AdaptiveRate is good for:

  • Variable workloads
  • Shared tables where capacity changes
  • When you're not sure what rate to use

Advanced

Checking metrics

You can see how much capacity you've used and how many times you were throttled:

from pydynox import DynamoDBClient
from pydynox.rate_limit import FixedRate

rate_limit = FixedRate(rcu=50, wcu=25)
client = DynamoDBClient(rate_limit=rate_limit)

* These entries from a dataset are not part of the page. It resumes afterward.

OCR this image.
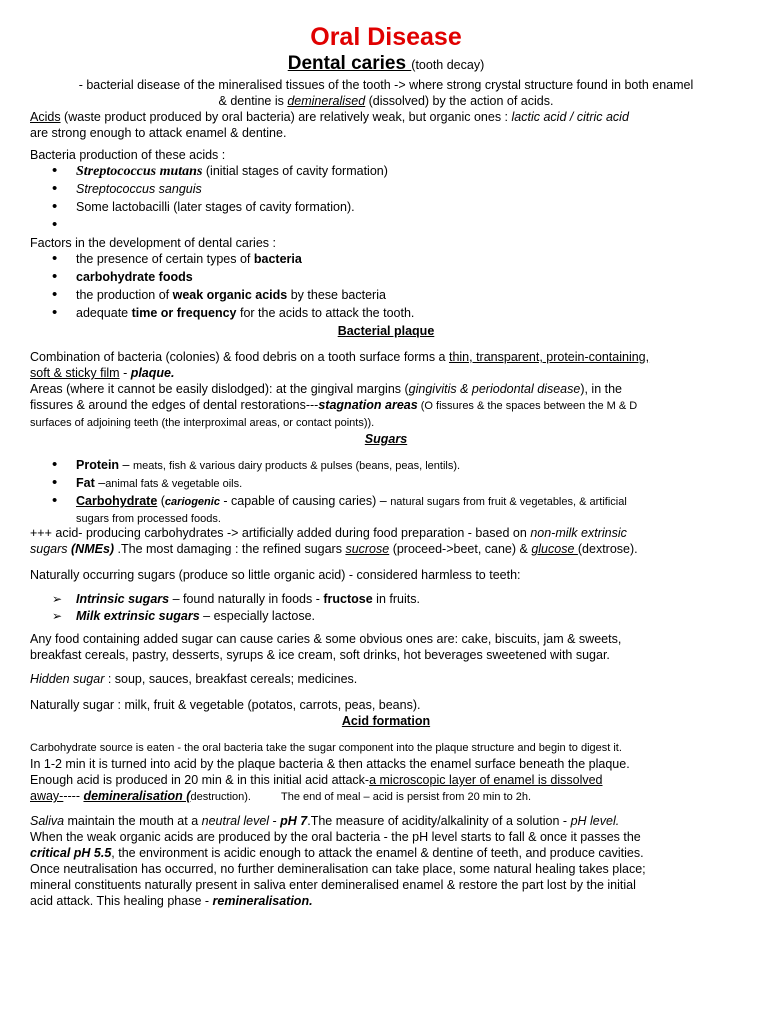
Oral Disease

Dental caries (tooth decay)

- bacterial disease of the mineralised tissues of the tooth -> where strong crystal structure found in both enamel

& dentine is demineralised (dissolved) by the action of acids.

Acids (waste product produced by oral bacteria) are relatively weak, but organic ones : lactic acid / citric acid
are strong enough to attack enamel & dentine.

Bacteria production of these acids :

• Streptococcus mutans (initial stages of cavity formation)
• Streptococcus sanguis
• Some lactobacilli (later stages of cavity formation).
•

Factors in the development of dental caries :

• the presence of certain types of bacteria
• carbohydrate foods
• the production of weak organic acids by these bacteria
• adequate time or frequency for the acids to attack the tooth.

Bacterial plaque

Combination of bacteria (colonies) & food debris on a tooth surface forms a thin, transparent, protein-containing,
soft & sticky film - plaque.
Areas (where it cannot be easily dislodged): at the gingival margins (gingivitis & periodontal disease), in the
fissures & around the edges of dental restorations---stagnation areas (O fissures & the spaces between the M & D
surfaces of adjoining teeth (the interproximal areas, or contact points)).

Sugars

• Protein – meats, fish & various dairy products & pulses (beans, peas, lentils).
• Fat –animal fats & vegetable oils.
• Carbohydrate (cariogenic - capable of causing caries) – natural sugars from fruit & vegetables, & artificial
sugars from processed foods.

+++ acid- producing carbohydrates -> artificially added during food preparation - based on non-milk extrinsic
sugars (NMEs) .The most damaging : the refined sugars sucrose (proceed->beet, cane) & glucose (dextrose).

Naturally occurring sugars (produce so little organic acid) - considered harmless to teeth:

➢ Intrinsic sugars – found naturally in foods - fructose in fruits.
➢ Milk extrinsic sugars – especially lactose.

Any food containing added sugar can cause caries & some obvious ones are: cake, biscuits, jam & sweets,
breakfast cereals, pastry, desserts, syrups & ice cream, soft drinks, hot beverages sweetened with sugar.

Hidden sugar : soup, sauces, breakfast cereals; medicines.

Naturally sugar : milk, fruit & vegetable (potatos, carrots, peas, beans).

Acid formation

Carbohydrate source is eaten - the oral bacteria take the sugar component into the plaque structure and begin to digest it.
In 1-2 min it is turned into acid by the plaque bacteria & then attacks the enamel surface beneath the plaque.
Enough acid is produced in 20 min & in this initial acid attack-a microscopic layer of enamel is dissolved
away----- demineralisation (destruction).	The end of meal – acid is persist from 20 min to 2h.

Saliva maintain the mouth at a neutral level - pH 7.The measure of acidity/alkalinity of a solution - pH level.
When the weak organic acids are produced by the oral bacteria - the pH level starts to fall & once it passes the
critical pH 5.5, the environment is acidic enough to attack the enamel & dentine of teeth, and produce cavities.
Once neutralisation has occurred, no further demineralisation can take place, some natural healing takes place;
mineral constituents naturally present in saliva enter demineralised enamel & restore the part lost by the initial
acid attack. This healing phase - remineralisation.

# After some operations...
for i in range(10):
    client.put_item("users", {"pk": f"USER#{i}", "name": f"User {i}"})

# Check metrics
print(f"RCU used: {rate_limit.consumed_rcu}")
print(f"WCU used: {rate_limit.consumed_wcu}")
print(f"Throttle count: {rate_limit.throttle_count}")

This is useful for:

  • Monitoring your application
  • Tuning your rate limits
  • Debugging throttling issues

FixedRate parameters

Parameter Type Default Description
rcu int None Read capacity units per second
wcu int None Write capacity units per second
burst int None Burst capacity (defaults to rate value)

About burst: DynamoDB allows short bursts above your provisioned rate. If you set burst=200 with rcu=50, you can temporarily read at 200 RCU, but you'll need to slow down afterward to stay within your average.

AdaptiveRate parameters

Parameter Type Default Description
max_rcu int Required Maximum RCU per second
max_wcu int None Maximum WCU per second
min_rcu int 1 Minimum RCU (won't go below this)
min_wcu int 1 Minimum WCU (won't go below this)

When to use each

Scenario Recommendation
Known, steady workload FixedRate
Variable workload AdaptiveRate
Batch jobs FixedRate with high burst
Shared capacity AdaptiveRate
Multiple workers FixedRate, divide capacity by worker count

Rate limiting with batch operations

Rate limiting works with batch operations too. The rate limiter tracks capacity used by each batch and waits if needed:

from pydynox import BatchWriter, DynamoDBClient
from pydynox.rate_limit import FixedRate

client = DynamoDBClient(rate_limit=FixedRate(wcu=50))

with BatchWriter(client, "users") as batch:
    for i in range(1000):
        batch.put({"pk": f"USER#{i}", "name": f"User {i}"})
    # Rate limiter ensures we don't exceed 50 WCU

Tip

When doing bulk writes, combine rate limiting with batch operations. This gives you both efficiency (fewer API calls) and control (predictable throughput).